Я придумал, будто бы хочу сделать сюрприз своей матери и заказать для нее в городе розовые кусты, подобные этим. И позволил себе зайти к Элен, чтобы спросить у нее точное название этих цветов.
Она приняла меня. Несмотря на жаркое солнце, она была без головного убора, а в руке держала садовые ножницы. Сколько раз я видел ее именно такой! До сих пор она сохранила красоту одинокого растения, вроде персикового дерева, — с нежной кожей, едва знакомой с косметикой, получившей свой золотистый оттенок от воздуха и солнца.

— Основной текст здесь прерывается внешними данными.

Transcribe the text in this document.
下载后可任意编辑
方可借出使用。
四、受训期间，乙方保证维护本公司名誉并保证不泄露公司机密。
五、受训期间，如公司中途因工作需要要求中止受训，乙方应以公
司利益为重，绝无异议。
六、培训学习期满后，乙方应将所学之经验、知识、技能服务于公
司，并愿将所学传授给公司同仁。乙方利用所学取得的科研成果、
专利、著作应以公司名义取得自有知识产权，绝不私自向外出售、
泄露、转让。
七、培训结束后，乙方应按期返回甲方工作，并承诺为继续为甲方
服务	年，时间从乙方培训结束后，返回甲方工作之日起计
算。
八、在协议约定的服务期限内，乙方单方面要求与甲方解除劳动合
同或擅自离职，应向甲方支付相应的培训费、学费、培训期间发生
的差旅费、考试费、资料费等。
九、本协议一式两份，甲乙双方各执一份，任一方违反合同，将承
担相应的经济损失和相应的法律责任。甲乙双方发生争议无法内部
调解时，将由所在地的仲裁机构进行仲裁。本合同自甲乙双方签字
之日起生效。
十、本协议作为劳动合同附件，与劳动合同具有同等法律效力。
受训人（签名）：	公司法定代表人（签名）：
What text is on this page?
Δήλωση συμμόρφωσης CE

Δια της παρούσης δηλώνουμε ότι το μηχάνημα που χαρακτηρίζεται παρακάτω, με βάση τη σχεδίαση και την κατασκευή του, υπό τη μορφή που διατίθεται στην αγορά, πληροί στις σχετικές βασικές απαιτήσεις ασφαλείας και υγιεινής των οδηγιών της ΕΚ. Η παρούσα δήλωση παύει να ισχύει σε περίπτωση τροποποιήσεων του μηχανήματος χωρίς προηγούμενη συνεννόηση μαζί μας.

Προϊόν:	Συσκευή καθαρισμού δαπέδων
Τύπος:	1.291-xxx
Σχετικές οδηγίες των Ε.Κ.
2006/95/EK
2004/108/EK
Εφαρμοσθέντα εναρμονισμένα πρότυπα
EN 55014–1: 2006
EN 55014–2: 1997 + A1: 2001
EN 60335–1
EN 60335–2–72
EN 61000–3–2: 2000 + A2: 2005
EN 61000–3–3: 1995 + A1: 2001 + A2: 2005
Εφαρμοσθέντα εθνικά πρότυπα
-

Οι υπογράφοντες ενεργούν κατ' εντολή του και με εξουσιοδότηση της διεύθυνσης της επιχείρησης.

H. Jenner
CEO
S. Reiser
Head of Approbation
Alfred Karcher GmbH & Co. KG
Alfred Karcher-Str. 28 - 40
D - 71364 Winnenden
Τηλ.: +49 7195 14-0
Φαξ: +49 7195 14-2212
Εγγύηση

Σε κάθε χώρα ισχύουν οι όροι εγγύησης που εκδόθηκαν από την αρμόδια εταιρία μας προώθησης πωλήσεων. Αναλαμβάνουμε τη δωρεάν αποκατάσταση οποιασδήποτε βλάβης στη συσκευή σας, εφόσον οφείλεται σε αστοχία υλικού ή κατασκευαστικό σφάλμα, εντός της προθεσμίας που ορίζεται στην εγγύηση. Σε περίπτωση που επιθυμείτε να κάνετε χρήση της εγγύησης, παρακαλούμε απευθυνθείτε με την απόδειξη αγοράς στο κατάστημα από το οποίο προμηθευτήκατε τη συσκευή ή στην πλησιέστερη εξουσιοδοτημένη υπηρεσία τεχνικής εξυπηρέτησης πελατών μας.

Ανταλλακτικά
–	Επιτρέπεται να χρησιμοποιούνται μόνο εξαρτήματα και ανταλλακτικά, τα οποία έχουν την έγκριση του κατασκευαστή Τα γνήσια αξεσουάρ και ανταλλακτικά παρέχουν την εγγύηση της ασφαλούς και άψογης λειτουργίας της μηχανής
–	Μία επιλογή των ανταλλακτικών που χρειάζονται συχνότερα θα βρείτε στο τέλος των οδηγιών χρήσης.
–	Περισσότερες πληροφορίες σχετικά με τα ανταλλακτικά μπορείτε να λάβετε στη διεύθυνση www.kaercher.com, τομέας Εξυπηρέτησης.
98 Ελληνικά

Она сказала мне, что ее муж болен. Болезнь, от которой он страдал еще два года, прежде чем сделать ее вдовой, находилась тогда в самой начальной стадии. Стесняясь своей молодой жены, он закрывал дверь своей спальни во время приступов: у него была старческая астма, и он мучился от удушья. Позднее, будучи прикованным к постели, он требовал ее постоянного присутствия. Но в то время, о котором я рассказываю, она была еще вольна, по крайней мере, пригласить меня в просторную гостиную с полузакрытыми ставнями, где стоял букет, рядом с которым жужжала пчела, и сообщить мне, как называется сорт роз. Помнится, уже тогда в доме стоял нежный аромат свежего воска, лаванды, варенья, булькающего в громадных тазах.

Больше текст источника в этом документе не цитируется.